One commenter on Racialicious made what I thought was a very important contribution, writing:

I still feel the remnants of being the “white kid” for being very much into rock music and then having the actual white kids turn around and call me a poser for being a black person who liked something other than the stereotypical music I was expected to listen to as a black person.

The context is far from comparable, since I as a white child was never a victim of racism, but I remember myself being shocked at the racism of schoolmates who used to ask me why I like hip hop because “isn’t that black music?”

The whole controversy raises important issues about the usefulness of the term “black music”. As a way of asserting the black origins of most of American (and through them, world) popular music of the 20th century, it is obviously important.
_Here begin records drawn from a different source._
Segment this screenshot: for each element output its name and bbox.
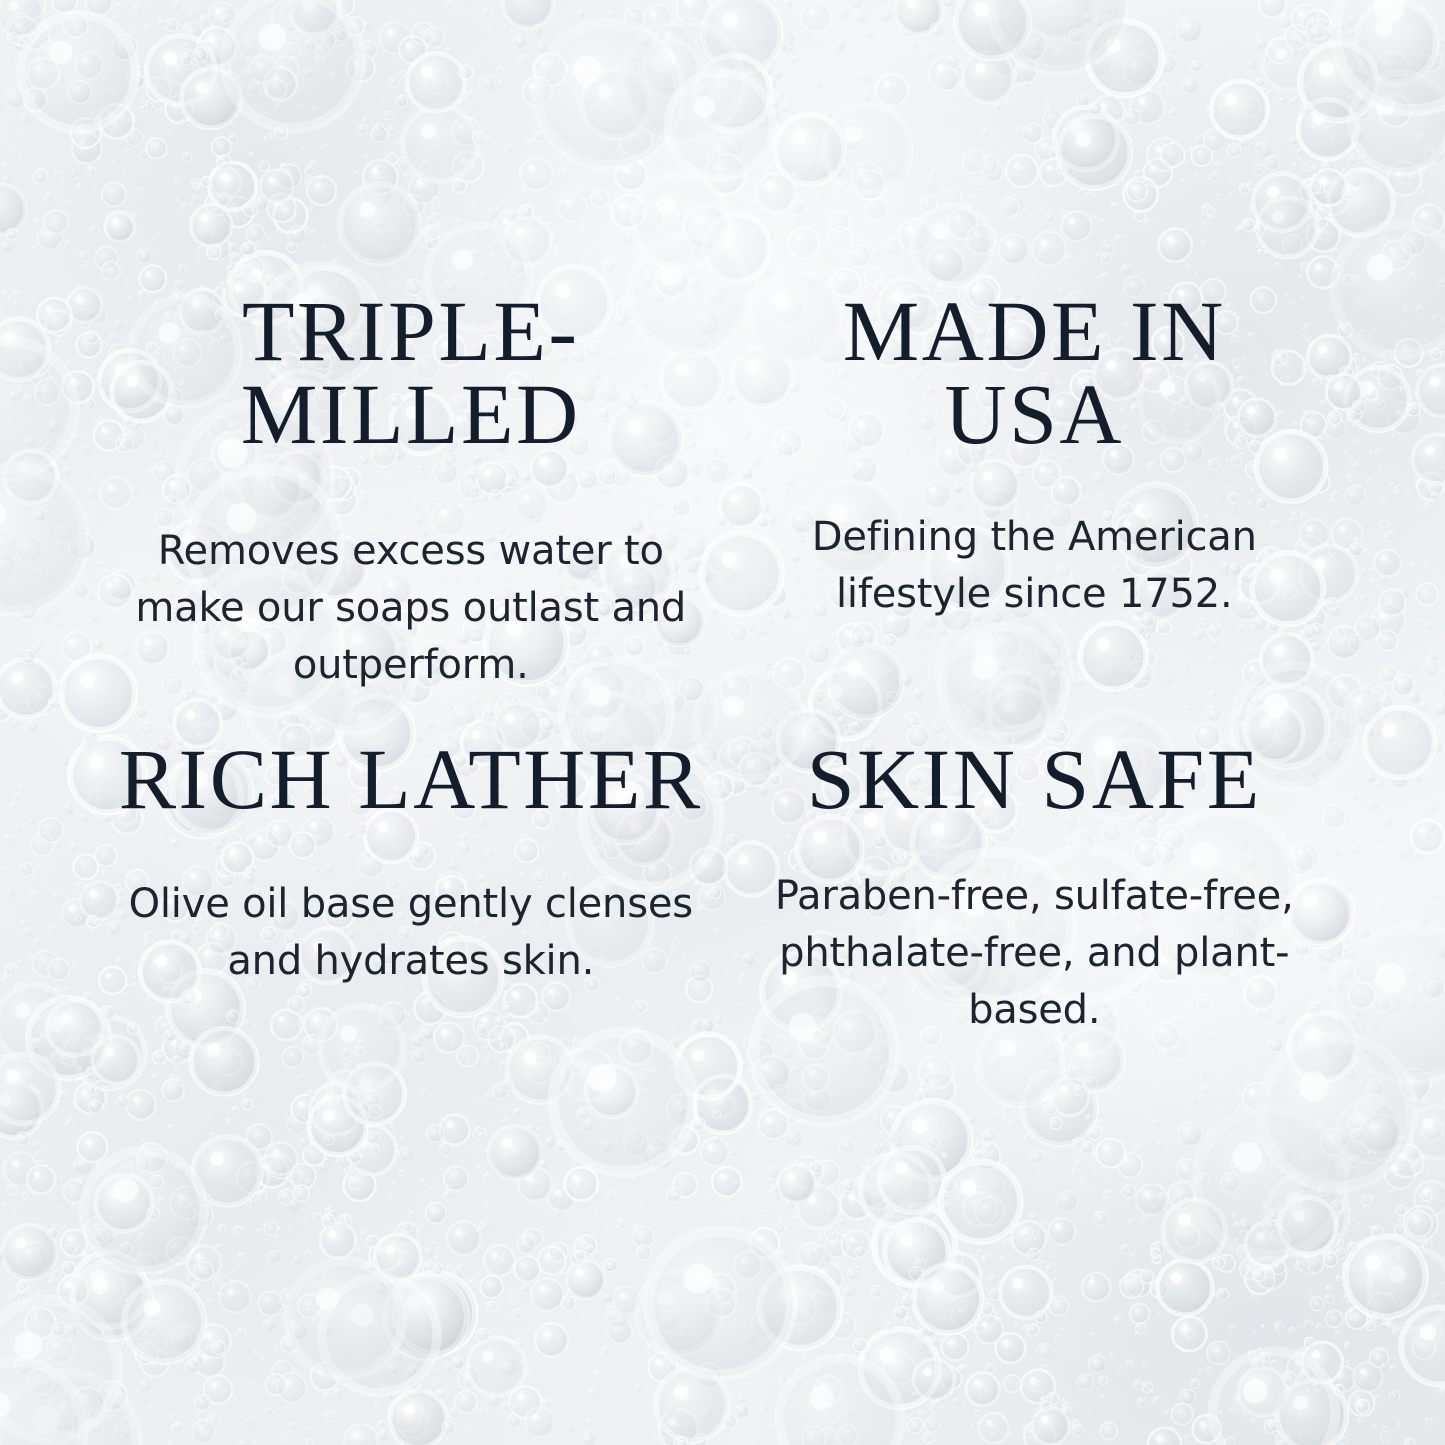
feature-made-in-usa: MADE IN USA Defining the American lifest… [742, 290, 1328, 718]
feature-description-made-in-usa: Defining the American lifestyle since 17… [749, 509, 1319, 623]
feature-description-triple-milled: Removes excess water to make our soaps o… [126, 523, 696, 693]
feature-triple-milled: TRIPLE-MILLED Removes excess water to ma… [118, 290, 704, 718]
feature-description-skin-safe: Paraben-free, sulfate-free, phthalate-fr… [749, 868, 1319, 1038]
feature-title-skin-safe: SKIN SAFE [807, 738, 1262, 821]
feature-rich-lather: RICH LATHER Olive oil base gently clense… [118, 718, 704, 1146]
feature-title-rich-lather: RICH LATHER [119, 738, 703, 821]
feature-title-made-in-usa: MADE IN USA [799, 290, 1269, 455]
feature-skin-safe: SKIN SAFE Paraben-free, sulfate-free, ph… [742, 718, 1328, 1146]
product-benefits-panel: TRIPLE-MILLED Removes excess water to ma… [0, 0, 1445, 1445]
feature-grid: TRIPLE-MILLED Removes excess water to ma… [0, 0, 1445, 1445]
feature-description-rich-lather: Olive oil base gently clenses and hydrat… [126, 876, 696, 990]
feature-title-triple-milled: TRIPLE-MILLED [176, 290, 646, 455]
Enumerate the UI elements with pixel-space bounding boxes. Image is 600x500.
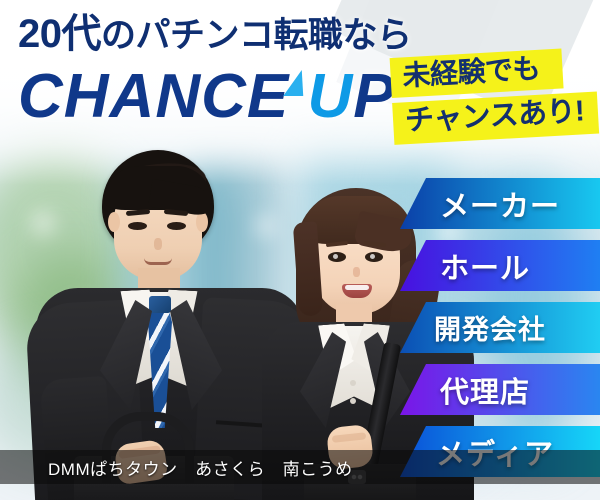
credit-strip: DMMぱちタウン あさくら 南こうめ: [0, 450, 600, 484]
male-nose: [154, 238, 162, 250]
category-hall[interactable]: ホール: [400, 240, 600, 291]
male-eye-right: [167, 222, 186, 230]
category-label: 開発会社: [400, 308, 546, 347]
banner-ad[interactable]: 20代のパチンコ転職なら CHANCE UP 未経験でも チャンスあり! メーカ…: [0, 0, 600, 500]
logo-u-arrow-icon: U: [307, 66, 353, 128]
category-maker[interactable]: メーカー: [400, 178, 600, 229]
female-blouse-button: [350, 380, 356, 386]
male-ear-right: [196, 212, 208, 232]
female-eye-right: [365, 252, 383, 262]
page-title: 20代のパチンコ転職なら: [18, 14, 412, 54]
male-fringe: [104, 166, 212, 210]
logo-chance-text: CHANCE: [18, 62, 307, 131]
female-blouse-button: [350, 398, 356, 404]
female-fringe: [302, 196, 412, 244]
credit-text: DMMぱちタウン あさくら 南こうめ: [0, 455, 353, 480]
category-development-company[interactable]: 開発会社: [400, 302, 600, 353]
category-label: ホール: [400, 245, 530, 287]
badge-line-2: チャンスあり!: [392, 92, 599, 145]
brand-logo: CHANCE UP: [18, 66, 396, 128]
status-badge: 未経験でも チャンスあり!: [390, 46, 600, 149]
logo-p-text: P: [353, 62, 395, 131]
male-mouth: [144, 258, 172, 265]
male-eye-left: [128, 222, 147, 230]
female-eye-left: [328, 252, 346, 262]
headline-age: 20代: [18, 12, 101, 56]
category-list[interactable]: メーカー ホール 開発会社 代理店 メディア: [400, 178, 600, 488]
female-nose: [353, 267, 360, 277]
male-tie-knot: [149, 296, 171, 313]
category-agency[interactable]: 代理店: [400, 364, 600, 415]
badge-line-1: 未経験でも: [390, 48, 564, 98]
male-ear-left: [108, 212, 120, 232]
category-label: メーカー: [400, 183, 560, 225]
headline-rest: のパチンコ転職なら: [101, 16, 412, 55]
category-label: 代理店: [400, 369, 530, 411]
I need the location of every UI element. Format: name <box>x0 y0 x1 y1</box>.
But what happens when the same term is in fact turned on its head and used as a way of excluding black artists from musical forms that were themselves originally black music (!). It’s definitely something I want to explore further on here.

However, in the meantime this piece gives me as good a reason as any to bring up something I’ve been wanting to mention for a while-The Street Sweeper Social Club, a collaboration between musicians Tom Morello and others from Rage Against the Machine with Boots Riley of The Coup (the group who did the song that this blog is named after!)

Back in the day I was a big fan of RATM, although I was never a great appreciator of the rock side of where they came from. For me they combined rapping with incredible sonic experimentation and radical politics.

The new project, Street Sweeper Social Club, is really what I expected it to sound like (as my brother put it “Rage with better rapping,”) rather than anything radically new or different, but it still sounds pretty good to my ears, and they’re well worth checking out. Tom Morello is an incredibly skilled guitarist who can stand up there with the most amazing user of synths or computers in terms of making strange new sounds. And I don’t think it would be going too far to describe Boots as one of the most underrated rappers of all time. If you don’t know The Coup, get to know! In any case, check out their band’s cover of M.I.A.’s ‘Paper Planes’:

BlackRoc is released on November 27th. Try as I might I haven’t been able to find a release date for Onyx’s project, it appears to have been delayed for some time and is described as coming 2009.

One Response to “Black Rock Nation?”

  1. I think this whole issue is the reason that Rachel Adedej didn’t have much success on the X Factor! I don’t think anyone (judges or public) knows what do with a black woman singer who doesn’t fit into the soulful RnB diva niche No one knows how to categorise or market a punky rock star black woman and so they’ll just pretend it’s because she’s not good enough.

    I also read that she was forced by the stylists on the show to stop being so punk and start dressing more like a ‘normal’ black woman. Argh!